Momentum accelerates SGD by incorporating a moving average of past gradients, helping the optimizer escape shallow minima. The update rule is v_t = γ·v_{t-1} + η·∇L(θ) and θ = θ - v_t , where γ is the momentum coefficient.

Weight decay (L2 regularization) adds a penalty term λ·||θ||^2 to the loss, discouraging large weights and reducing over‑fitting.

Batch normalization (BN) normalizes mini‑batch inputs to zero mean and unit variance, which speeds up training and improves stability. The BN transformation is ŷ = γ·(x-μ)/σ + β .

Convolutional Neural Networks (CNN) are composed of alternating convolution, pooling, and classification layers. Convolution layers apply learnable kernels to extract spatial features, pooling layers down‑sample feature maps (using max or average pooling), and fully‑connected classification layers map the final feature representation to class scores via softmax.

The number of parameters in a convolution layer is calculated as (F×F×M_{l-1}+1)×M_l , where F is the kernel size, M_{l-1} the number of input feature maps, and M_l the number of output feature maps. Memory requirements follow Mem_l = N_l×N_l×M_l .

Recurrent Neural Networks (RNN) process sequences by feeding the hidden state from the previous time step into the current step. The Elman RNN updates hidden state as h_t = σ_h(W_h x_t + U_h h_{t-1} + b_h) and output as y_t = σ_y(W_y h_t + b_y) . The Jordan variant replaces the recurrent connection with the previous output.

Long Short‑Term Memory (LSTM) networks introduce a cell state and three gates (input, forget, output) to mitigate the vanishing‑gradient problem. The gate equations are:

i_t = σ(W_i x_t + U_i h_{t-1} + b_i) f_t = σ(W_f x_t + U_f h_{t-1} + b_f) o_t = σ(W_o x_t + U_o h_{t-1} + b_o)
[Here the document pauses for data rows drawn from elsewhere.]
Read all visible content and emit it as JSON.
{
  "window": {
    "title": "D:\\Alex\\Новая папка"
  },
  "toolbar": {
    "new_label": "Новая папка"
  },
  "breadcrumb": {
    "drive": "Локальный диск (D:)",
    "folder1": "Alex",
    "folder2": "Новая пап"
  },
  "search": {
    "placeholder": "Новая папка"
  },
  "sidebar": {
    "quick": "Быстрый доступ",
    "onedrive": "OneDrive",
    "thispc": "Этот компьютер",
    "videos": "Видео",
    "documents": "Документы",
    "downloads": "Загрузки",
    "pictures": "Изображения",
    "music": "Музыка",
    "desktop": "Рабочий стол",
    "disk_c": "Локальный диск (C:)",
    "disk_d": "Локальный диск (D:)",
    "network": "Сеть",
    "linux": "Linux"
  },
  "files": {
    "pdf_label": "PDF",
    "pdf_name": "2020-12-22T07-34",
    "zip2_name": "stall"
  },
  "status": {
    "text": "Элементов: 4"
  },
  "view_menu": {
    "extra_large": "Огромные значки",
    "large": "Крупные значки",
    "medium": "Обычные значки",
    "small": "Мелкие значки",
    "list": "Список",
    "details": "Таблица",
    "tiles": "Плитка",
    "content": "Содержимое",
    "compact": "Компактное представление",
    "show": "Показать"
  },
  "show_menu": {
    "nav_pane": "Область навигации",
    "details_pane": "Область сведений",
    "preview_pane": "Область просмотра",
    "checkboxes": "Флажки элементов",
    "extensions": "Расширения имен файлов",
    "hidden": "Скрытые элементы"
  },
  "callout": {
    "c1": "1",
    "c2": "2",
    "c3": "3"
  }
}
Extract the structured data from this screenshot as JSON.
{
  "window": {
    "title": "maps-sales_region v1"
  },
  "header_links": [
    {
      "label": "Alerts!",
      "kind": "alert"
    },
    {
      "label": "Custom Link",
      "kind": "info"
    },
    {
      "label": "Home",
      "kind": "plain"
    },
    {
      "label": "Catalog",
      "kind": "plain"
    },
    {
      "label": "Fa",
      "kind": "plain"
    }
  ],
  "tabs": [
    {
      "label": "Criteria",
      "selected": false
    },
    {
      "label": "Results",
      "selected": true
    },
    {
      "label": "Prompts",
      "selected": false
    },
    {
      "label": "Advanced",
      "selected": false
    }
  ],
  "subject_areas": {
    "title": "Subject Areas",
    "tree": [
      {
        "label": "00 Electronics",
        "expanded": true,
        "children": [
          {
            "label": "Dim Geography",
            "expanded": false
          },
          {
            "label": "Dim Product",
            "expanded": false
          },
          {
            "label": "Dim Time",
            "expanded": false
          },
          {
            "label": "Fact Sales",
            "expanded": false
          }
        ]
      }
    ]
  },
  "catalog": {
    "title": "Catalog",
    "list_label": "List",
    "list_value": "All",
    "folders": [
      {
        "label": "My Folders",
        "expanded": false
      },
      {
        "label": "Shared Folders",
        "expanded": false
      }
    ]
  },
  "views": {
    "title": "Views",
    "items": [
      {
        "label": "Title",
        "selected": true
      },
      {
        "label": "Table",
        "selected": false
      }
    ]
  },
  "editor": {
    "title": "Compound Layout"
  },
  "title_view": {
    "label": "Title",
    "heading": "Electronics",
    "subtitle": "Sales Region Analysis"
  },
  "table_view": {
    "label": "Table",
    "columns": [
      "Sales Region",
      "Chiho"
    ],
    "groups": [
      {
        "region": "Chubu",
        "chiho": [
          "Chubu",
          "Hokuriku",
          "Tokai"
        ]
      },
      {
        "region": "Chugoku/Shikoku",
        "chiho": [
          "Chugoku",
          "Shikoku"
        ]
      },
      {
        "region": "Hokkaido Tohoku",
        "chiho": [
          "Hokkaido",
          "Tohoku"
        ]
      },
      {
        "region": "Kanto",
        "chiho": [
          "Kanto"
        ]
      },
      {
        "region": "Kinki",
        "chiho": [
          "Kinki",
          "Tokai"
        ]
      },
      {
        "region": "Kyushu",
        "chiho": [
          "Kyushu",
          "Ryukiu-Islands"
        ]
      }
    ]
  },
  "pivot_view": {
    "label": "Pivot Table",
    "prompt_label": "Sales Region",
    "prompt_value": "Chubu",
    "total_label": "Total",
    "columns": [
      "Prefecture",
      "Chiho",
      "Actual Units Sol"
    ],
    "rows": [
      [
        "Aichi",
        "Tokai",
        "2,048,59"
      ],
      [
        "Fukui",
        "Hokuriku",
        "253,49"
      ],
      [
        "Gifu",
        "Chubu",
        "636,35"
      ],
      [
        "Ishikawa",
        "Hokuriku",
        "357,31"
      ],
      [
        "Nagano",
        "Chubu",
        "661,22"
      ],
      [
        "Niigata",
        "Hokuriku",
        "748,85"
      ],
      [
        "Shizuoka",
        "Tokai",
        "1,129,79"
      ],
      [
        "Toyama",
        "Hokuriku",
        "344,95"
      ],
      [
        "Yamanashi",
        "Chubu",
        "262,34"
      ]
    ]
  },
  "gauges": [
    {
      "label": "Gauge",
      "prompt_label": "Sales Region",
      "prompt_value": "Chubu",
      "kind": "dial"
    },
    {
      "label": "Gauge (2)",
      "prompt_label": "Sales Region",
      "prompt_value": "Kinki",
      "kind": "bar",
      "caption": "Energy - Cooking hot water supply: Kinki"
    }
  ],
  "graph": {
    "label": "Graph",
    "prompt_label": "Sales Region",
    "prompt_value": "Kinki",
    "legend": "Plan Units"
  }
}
Gated Recurrent Units (GRU) simplify LSTM by merging the input and forget gates into an update gate, reducing parameter count while retaining comparable performance. The GRU update equations are:

z_t = σ(W_z x_t + U_z h_{t-1}) r_t = σ(W_r x_t + U_r h_{t-1}) h_t = (1 - z_t) ⊙ h_{t-1} + z_t ⊙ tanh(W_h x_t + U_h (r_t ⊙ h_{t-1}))

The article concludes with references to further reading on LSTM, RNN effectiveness, and comprehensive surveys of deep learning architectures.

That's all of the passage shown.